CPP_BLOCK 1 1 : plain C++ implementation - baseline
NEON 4 1 : NEON with loop unrolling factor 4, single thread
NEON 8 8 : NEON with loop unrolling factor 8, 8 threads
VDSP 1 1 : with vDSP_mmul(), vDSP_vdiv(), and vDSP_vsbm().
BLAS 1 1 : the combination of cblas_sgemv(), vDSP_vdiv(), and vDSP_vsbm().
METAL DEFAULT 0 0 : own kernel, threads over columns, reduction over one row per threadgroup

Plots: Mac Mini M1 2020 8 GB

Plots: iPhone 13 mini 256 GB

Remarks

'BLAS 1 1' performs best up to the problem size of (1K, 1K).
'NEON 8 8' performs best for the size greater than (1K, 1K)
The overhead of METAL implementation is amortized around (2K, 2K) and exceeds the performance of CPU implementations beyond that size.
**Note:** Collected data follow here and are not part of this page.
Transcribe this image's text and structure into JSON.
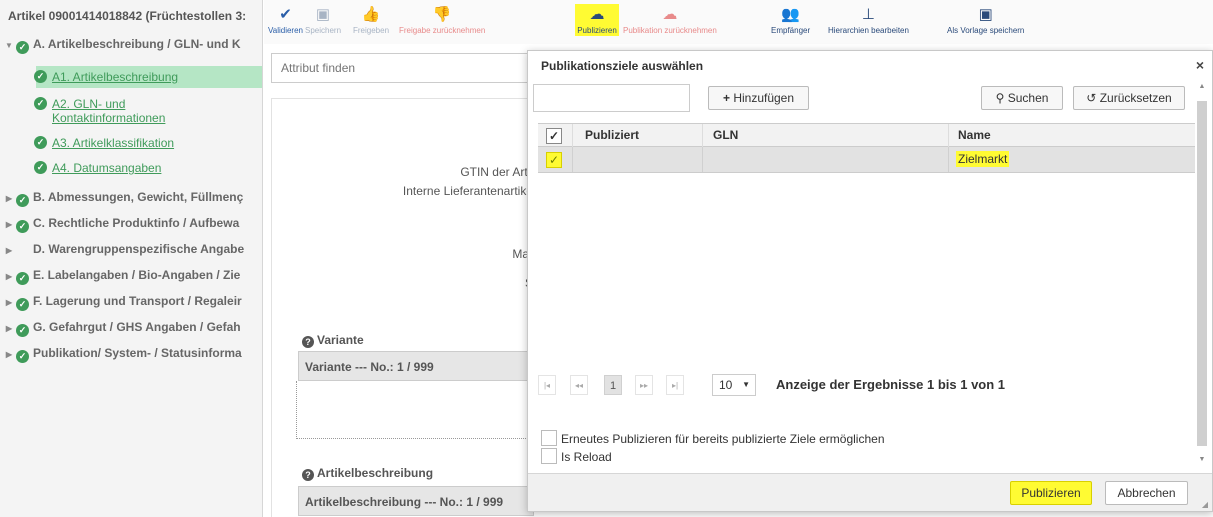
{
  "tree": {
    "title": "Artikel 09001414018842 (Früchtestollen 3:",
    "section_a": "A. Artikelbeschreibung / GLN- und K",
    "subitems": [
      "A1. Artikelbeschreibung",
      "A2. GLN- und",
      "Kontaktinformationen",
      "A3. Artikelklassifikation",
      "A4. Datumsangaben"
    ],
    "sections": [
      "B. Abmessungen, Gewicht, Füllmenç",
      "C. Rechtliche Produktinfo / Aufbewa",
      "D. Warengruppenspezifische Angabe",
      "E. Labelangaben / Bio-Angaben / Zie",
      "F. Lagerung und Transport / Regaleir",
      "G. Gefahrgut / GHS Angaben / Gefah",
      "Publikation/ System- / Statusinforma"
    ]
  },
  "toolbar": {
    "validieren": "Validieren",
    "speichern": "Speichern",
    "freigeben": "Freigeben",
    "freigabe_zurueck": "Freigabe zurücknehmen",
    "publizieren": "Publizieren",
    "publikation_zurueck": "Publikation zurücknehmen",
    "empfaenger": "Empfänger",
    "hierarchien": "Hierarchien bearbeiten",
    "vorlage": "Als Vorlage speichern"
  },
  "form": {
    "find_placeholder": "Attribut finden",
    "labels": {
      "gtin": "GTIN der Artil",
      "interne": "Interne Lieferantenartike",
      "mar": "Mar",
      "s": "S"
    },
    "variante_title": "Variante",
    "variante_box": "Variante --- No.: 1 / 999",
    "artikel_title": "Artikelbeschreibung",
    "artikel_box": "Artikelbeschreibung --- No.: 1 / 999"
  },
  "dialog": {
    "title": "Publikationsziele auswählen",
    "close": "×",
    "add_label": "Hinzufügen",
    "search_label": "Suchen",
    "reset_label": "Zurücksetzen",
    "columns": {
      "check": "✓",
      "publiziert": "Publiziert",
      "gln": "GLN",
      "name": "Name"
    },
    "row": {
      "check": "✓",
      "publiziert": "",
      "gln": "",
      "name": "Zielmarkt"
    },
    "pager": {
      "first": "|◂",
      "prev": "◂◂",
      "current": "1",
      "next": "▸▸",
      "last": "▸|",
      "page_size": "10",
      "info": "Anzeige der Ergebnisse 1 bis 1 von 1"
    },
    "option_republish": "Erneutes Publizieren für bereits publizierte Ziele ermöglichen",
    "option_reload": "Is Reload",
    "publish_label": "Publizieren",
    "cancel_label": "Abbrechen"
  },
  "colors": {
    "highlight": "#fffb33",
    "green": "#3f9b5a",
    "selected_tree": "#b5e6c5",
    "disabled_red": "#e88a8a"
  }
}
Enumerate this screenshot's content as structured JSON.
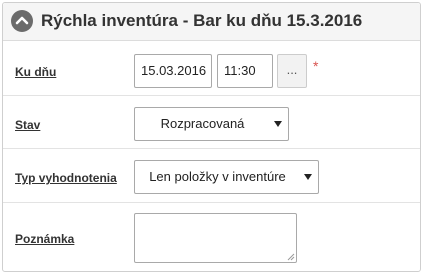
{
  "panel": {
    "title": "Rýchla inventúra - Bar ku dňu 15.3.2016",
    "collapse_icon": "chevron-up-icon"
  },
  "fields": {
    "ku_dnu": {
      "label": "Ku dňu",
      "date_value": "15.03.2016",
      "time_value": "11:30",
      "picker_label": "...",
      "required_mark": "*"
    },
    "stav": {
      "label": "Stav",
      "selected": "Rozpracovaná"
    },
    "typ_vyhodnotenia": {
      "label": "Typ vyhodnotenia",
      "selected": "Len položky v inventúre"
    },
    "poznamka": {
      "label": "Poznámka",
      "value": ""
    }
  },
  "colors": {
    "required": "#d9534f",
    "header_bg": "#f5f5f5",
    "collapse_btn": "#6b6b6b"
  }
}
Comparison among NEON Loop unrolling

Legend

NEON 1 1: NEON with no loop unrolling, single thread
NEON 2 1: NEON with loop unrolling factor 2, single thread
NEON 4 1: NEON with loop unrolling factor 4, single thread
NEON 8 1: NEON with loop unrolling factor 8, single thread

Plots: Mac Mini M1 2020 8 GB

Plots: iPhone 13 mini 256 GB

Remarks

There is a clear benefit in using NEON intrinsics, and the explicit loop unrolling. The sweet spot seems to be the factor 4.
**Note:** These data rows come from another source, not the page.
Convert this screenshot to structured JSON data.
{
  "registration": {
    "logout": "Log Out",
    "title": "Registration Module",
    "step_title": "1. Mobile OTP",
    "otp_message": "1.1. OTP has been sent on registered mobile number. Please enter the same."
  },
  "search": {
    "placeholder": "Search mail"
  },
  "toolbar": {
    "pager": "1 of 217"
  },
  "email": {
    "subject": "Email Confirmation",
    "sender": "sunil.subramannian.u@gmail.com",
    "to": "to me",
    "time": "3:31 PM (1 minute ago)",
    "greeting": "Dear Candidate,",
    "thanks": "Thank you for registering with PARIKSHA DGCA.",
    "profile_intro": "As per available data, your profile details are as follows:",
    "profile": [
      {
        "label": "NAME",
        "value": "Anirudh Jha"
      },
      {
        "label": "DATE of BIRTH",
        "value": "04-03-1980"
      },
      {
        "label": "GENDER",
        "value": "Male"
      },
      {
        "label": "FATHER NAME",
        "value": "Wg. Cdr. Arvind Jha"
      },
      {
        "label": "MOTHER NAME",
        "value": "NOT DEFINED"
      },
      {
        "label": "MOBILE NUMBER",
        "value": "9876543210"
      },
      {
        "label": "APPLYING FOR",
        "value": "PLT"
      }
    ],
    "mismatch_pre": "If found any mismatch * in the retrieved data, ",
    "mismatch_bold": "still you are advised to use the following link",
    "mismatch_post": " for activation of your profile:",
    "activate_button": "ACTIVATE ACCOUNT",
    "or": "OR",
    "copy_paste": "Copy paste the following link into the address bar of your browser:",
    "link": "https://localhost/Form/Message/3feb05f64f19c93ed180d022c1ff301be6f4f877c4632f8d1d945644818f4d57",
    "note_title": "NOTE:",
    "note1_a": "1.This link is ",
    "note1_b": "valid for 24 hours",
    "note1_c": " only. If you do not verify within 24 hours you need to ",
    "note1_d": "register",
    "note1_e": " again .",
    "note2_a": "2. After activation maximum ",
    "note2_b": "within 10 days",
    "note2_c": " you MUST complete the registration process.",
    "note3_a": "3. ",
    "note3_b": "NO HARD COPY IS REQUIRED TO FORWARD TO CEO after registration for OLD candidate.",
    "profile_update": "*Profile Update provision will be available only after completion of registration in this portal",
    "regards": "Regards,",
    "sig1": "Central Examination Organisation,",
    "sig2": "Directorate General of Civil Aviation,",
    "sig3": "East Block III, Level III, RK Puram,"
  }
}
Comparison among NEON Multithreads

Legend

NEON 8 1 : NEON with loop unrolling factor 8, single thread
NEON 8 2: NEON with loop unrolling factor 8, 2 threads
NEON 8 4: NEON with loop unrolling factor 8, 4 threads
NEON 8 8: NEON with loop unrolling factor 8, 8 threads

Plots: Mac Mini M1 2020 8 GB

Plots: iPhone 13 mini 256 GB

Remarks

There is a benefit in multithreading the NEON implementation, although it is not significant as in the column-major case.